Some prisoners had at that time of my incarceration there tried to escape by clambering up the lumber placed against the concrete part of the wall and onto the mesh wire that had cut segments stretched into a hole. They jumped back into the yard when the jail guard started firing, except for one who managed to drop into the sidewalk of the street outside where the jail guards were waiting.

“Sir, ayaw lang na patya among kausa.” Yolly Brown reportedly pleaded with the jail warden. “Ang trabaho sa piniriso mao man gyud ang pagpangitag higayon nga makaikyas, sama sad sa trabaho sa jail guard nga mao sad ang pagsiguro nga way makaikyas.” The escapee, though, couldn’t escape time from the bartolina.

The same goes with the smuggling of contraband. Prisoners will always attempt that and the function of jail officials is to ensure that wouldn’t happen. It’s a cat-and-mouse game that is normal in a jail. The Bureau of Jail Management and Penology (BJMP) lays down the policy and the strategy but the prisoners will always look for ways to go around them.

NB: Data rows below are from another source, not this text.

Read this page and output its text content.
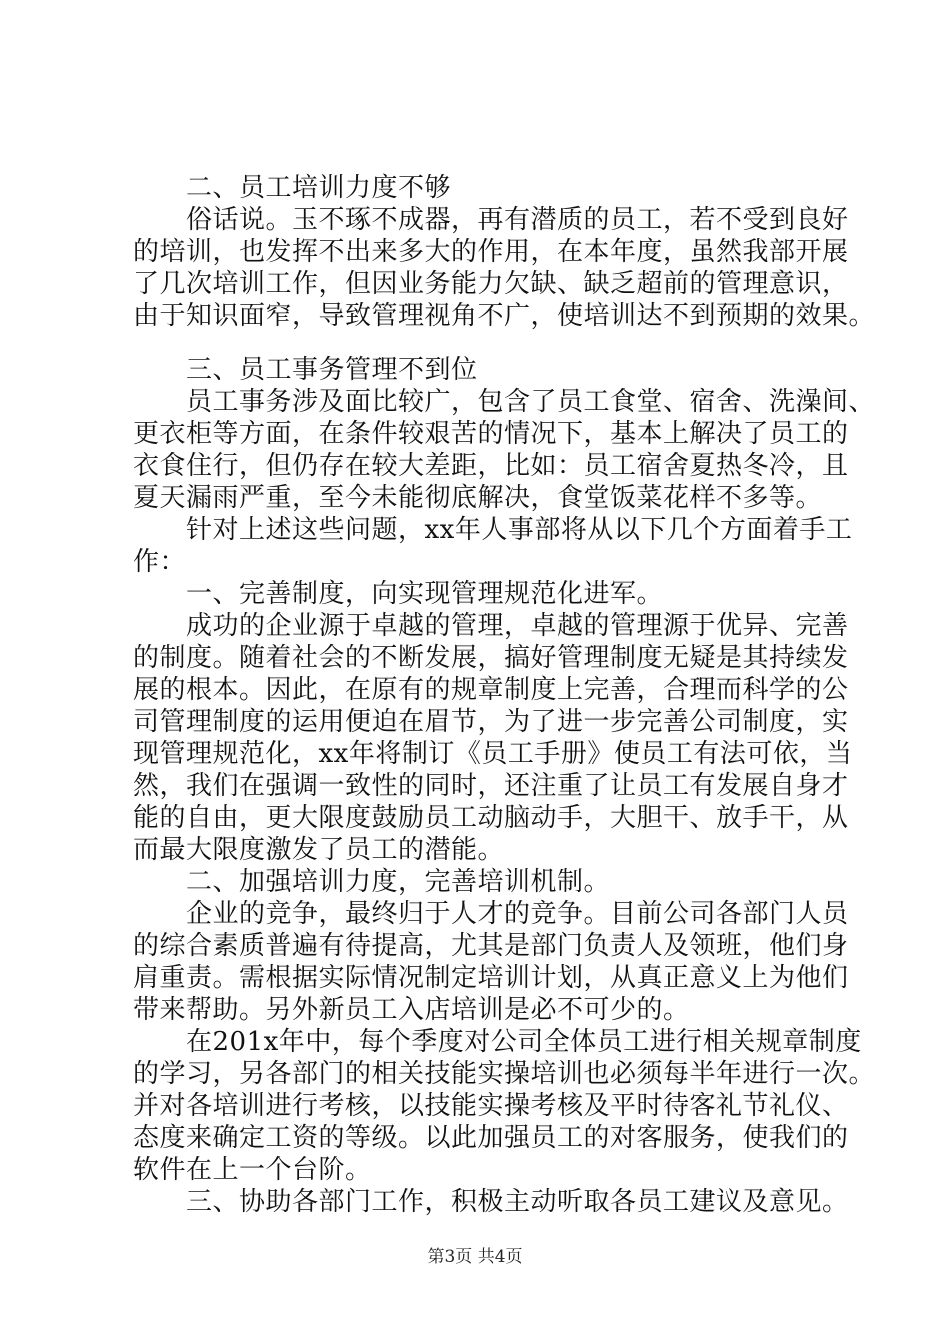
　　二、员工培训力度不够
　　俗话说。玉不琢不成器，再有潜质的员工，若不受到良好
的培训，也发挥不出来多大的作用，在本年度，虽然我部开展
了几次培训工作，但因业务能力欠缺、缺乏超前的管理意识，
由于知识面窄，导致管理视角不广，使培训达不到预期的效果。
　　三、员工事务管理不到位
　　员工事务涉及面比较广，包含了员工食堂、宿舍、洗澡间、
更衣柜等方面，在条件较艰苦的情况下，基本上解决了员工的
衣食住行，但仍存在较大差距，比如：员工宿舍夏热冬冷，且
夏天漏雨严重，至今未能彻底解决，食堂饭菜花样不多等。
　　针对上述这些问题，xx年人事部将从以下几个方面着手工
作：
　　一、完善制度，向实现管理规范化进军。
　　成功的企业源于卓越的管理，卓越的管理源于优异、完善
的制度。随着社会的不断发展，搞好管理制度无疑是其持续发
展的根本。因此，在原有的规章制度上完善，合理而科学的公
司管理制度的运用便迫在眉节，为了进一步完善公司制度，实
现管理规范化，xx年将制订《员工手册》使员工有法可依，当
然，我们在强调一致性的同时，还注重了让员工有发展自身才
能的自由，更大限度鼓励员工动脑动手，大胆干、放手干，从
而最大限度激发了员工的潜能。
　　二、加强培训力度，完善培训机制。
　　企业的竞争，最终归于人才的竞争。目前公司各部门人员
的综合素质普遍有待提高，尤其是部门负责人及领班，他们身
肩重责。需根据实际情况制定培训计划，从真正意义上为他们
带来帮助。另外新员工入店培训是必不可少的。
　　在201x年中，每个季度对公司全体员工进行相关规章制度
的学习，另各部门的相关技能实操培训也必须每半年进行一次。
并对各培训进行考核，以技能实操考核及平时待客礼节礼仪、
态度来确定工资的等级。以此加强员工的对客服务，使我们的
软件在上一个台阶。
　　三、协助各部门工作，积极主动听取各员工建议及意见。
第3页 共4页
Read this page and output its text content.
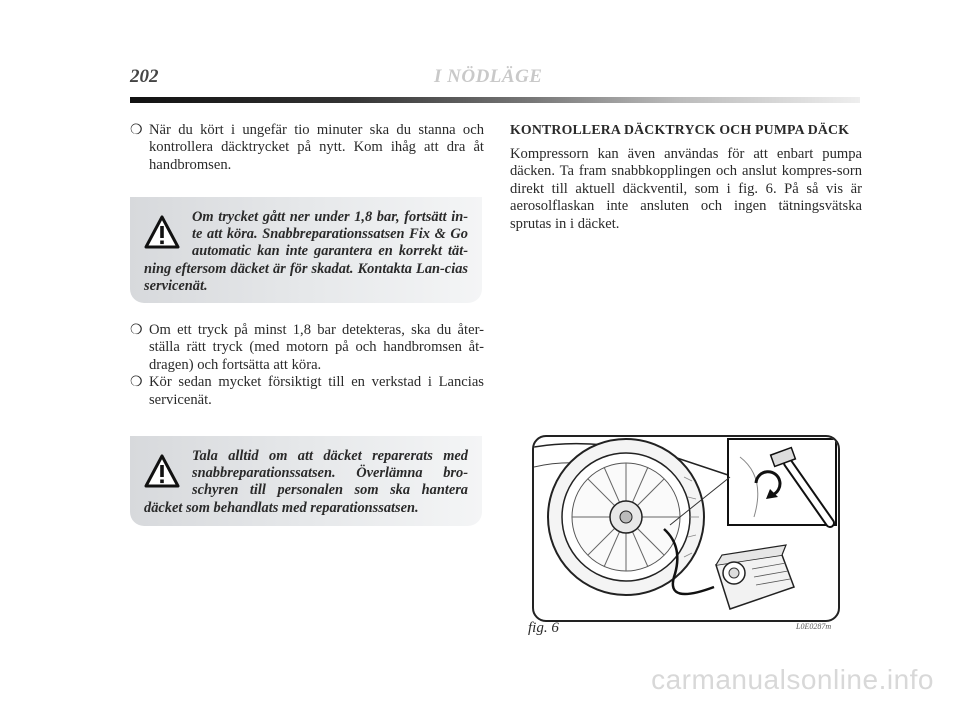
202	I NÖDLÄGE
❍ När du kört i ungefär tio minuter ska du stanna och kontrollera däcktrycket på nytt. Kom ihåg att dra åt handbromsen.
Om trycket gått ner under 1,8 bar, fortsätt in-te att köra. Snabbreparationssatsen Fix & Go automatic kan inte garantera en korrekt tät-ning eftersom däcket är för skadat. Kontakta Lan-cias servicenät.
❍ Om ett tryck på minst 1,8 bar detekteras, ska du åter-ställa rätt tryck (med motorn på och handbromsen åt-dragen) och fortsätta att köra.
❍ Kör sedan mycket försiktigt till en verkstad i Lancias servicenät.
Tala alltid om att däcket reparerats med snabbreparationssatsen. Överlämna bro-schyren till personalen som ska hantera däcket som behandlats med reparationssatsen.
KONTROLLERA DÄCKTRYCK OCH PUMPA DÄCK
Kompressorn kan även användas för att enbart pumpa däcken. Ta fram snabbkopplingen och anslut kompres-sorn direkt till aktuell däckventil, som i fig. 6. På så vis är aerosolflaskan inte ansluten och ingen tätningsvätska sprutas in i däcket.
fig. 6	L0E0287m
carmanualsonline.info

Shabu wasn’t yet the narcotics of choice among drug addicts and drug peddlers when I was jailed in 1987. Marijuana was. I befriended a fellow prisoner who was jailed for illegal possession of marijuana. What was ironic was that marijuana was sold inside the old BBRC for, if I remember it right, P1.50 per stick. I would point that out to my friend and laugh.

Thus I wasn’t surprised when I first heard reports that the selling of shabu was rampant inside our jails. What caught me off guard were stories that jailed drug lords continued to do their thing inside our detention centers. It came to a point that somebody I knew was even the one sending money to his family instead of him receiving it from his family.

Let us see how Joint Intel Project Cerberus will play out.